Oromia International Bank profit affected by the protest
After raising paid up capital from quarter billion to almost a billion Birr, Oromia International Bank (OIB) registered a 249 million Br net profit for the recently ended fiscal year, 12pc higher than the preceding fiscal year. This was disclosed during the Bank’s seventh annual meeting in Millennium Hall in December 2016.
However, profits would have been even higher in a better economic environment, according to Abera Tola, OIB’s founding board chairperson. Nevertheless, he seemed optimistic about the performance despite the existing challenges in the banking industry, calling the bank’s performance “reasonably healthy.”
Last year, the bank, for the first time in its history, passed the billion Br income mark, the eighth bank in the country to earn that amount of revenue. During 2015, the private banking industry generated a total income of over 15 billion Br. OIB’s share was around six percent.
The capital growth had an effect on the earning per share (EPS) of the bank. The bank’s earnings per 1,000 Br share (EPS) dropped to 310 Br from 364 Br. The current year’s EPS is the same as what it was two years ago.
“Although soaring capital affects the shareholders earnings in the short run, the long-term effect would make the bank resistant to shock,” commented Abie Sano, the bank’s president.
The positive profit performance was mainly driven by soaring interest income.
Interest income, which represented around 75pc of the Bank’s total income, showed a 54pc rise to 800 million Br.
“It is a great achievement within the Bank’s business life in the industry,” commented the board chairman.
These achievements have not been matched in foreign exchange dealings. It increased by only eight percent to 88 million Br, five percent below the private banking industry’s total.
“The slowdown requires due attention from the management,” says Abdulmenan Mohammed Hamza, analyst at London Portobello.
An executive who works at OIB connects the problem with the political unrest in Oromia Regional State which began a year ago.
“Adding in the internet shutdown, the unrest adversely affected the bank’s ability to collect remittances,” said the executive. “The problem even continued into the first quarter of the current fiscal year, when the unrest reached its peak.”
More than 40pc of the Bank’s 200 branches are located in Oromia Regional State.
In addition, the unrest in Oromia also affected the bank’s capability to lend, according to the executive.
“It affected the bank’s capability to move liquid resources from most liquidated bank to least one,” he said.
The 37pc income growth has not been without cost.

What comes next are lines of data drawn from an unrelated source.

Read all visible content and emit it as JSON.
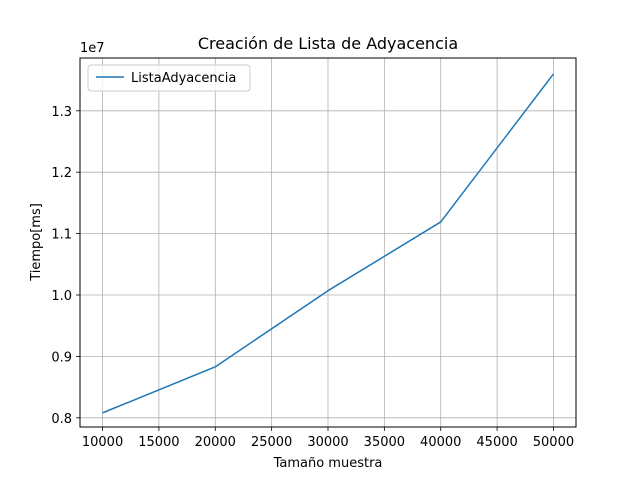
{
  "chart_data": {
    "type": "line",
    "title": "Creación de Lista de Adyacencia",
    "xlabel": "Tamaño muestra",
    "ylabel": "Tiempo[ms]",
    "y_offset_label": "1e7",
    "x_ticks": [
      10000,
      15000,
      20000,
      25000,
      30000,
      35000,
      40000,
      45000,
      50000
    ],
    "y_ticks": [
      0.8,
      0.9,
      1.0,
      1.1,
      1.2,
      1.3
    ],
    "y_scale": 10000000,
    "xlim": [
      8000,
      52000
    ],
    "ylim": [
      0.785,
      1.386
    ],
    "grid": true,
    "legend_position": "upper-left",
    "series": [
      {
        "name": "ListaAdyacencia",
        "color": "#1f77b4",
        "x": [
          10000,
          20000,
          30000,
          40000,
          50000
        ],
        "y": [
          0.808,
          0.883,
          1.007,
          1.119,
          1.36
        ]
      }
    ]
  }
}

Expenses grew by 51pc to more than 838 million Br. Looking into the components, salaries and benefits constituted 37pc of expense, reaching 314 million Br.
General and administrative expense, 34pc of the total expenses, increased by 54pc to 233 million Br.
“The surge is intimidating unless it is well controlled,” said Abdulmenan.
This type of increase was also seen in the Bank’s provision for doubtful loans and advances. Provision for doubtful loans and advances soared by 58pc to almost 50 million Br.
“Like most components of expense, the size of provision for doubtful loans and advances are also alarming.” Abdulmenan added. “The management of OIB should keep an eye in these areas.”
Despite the strengthening of OIB’s financial position, the proportion of loans and deposits needs some improvement, according to Abdulmenan.
Overall, the loan to deposit ratio of OIB dropped to 61pc from 62pc.
“Even though OIB’s loan to deposit ratio being very close to the industry average of 62pc, there is room to improve,” Abdulmenan suggested.
“The ratio is very healthy with the company’s huge investment on National Bank of Ethiopia bills and reserve,” argues Abie, the president.
Loans and advances increased by 14pc to 5.6 billion Br. More than 30pc of credit goes to businesses engaged in trade and services locally. While an almost equal percentage of loans were given to importers and exporters.
On the other hand, deposits bumped by 17pc to over nine billion Birr.
Kalkidan Kebede and Betelhem Seyoum are among the Bank’s 537,960 account holders.
Even though the Bank’s services are good there are delays with withdrawals, both customers said.
“The internet interruption affected our service capability,” said Tizazu Bekele, a branch manager while describing the delay.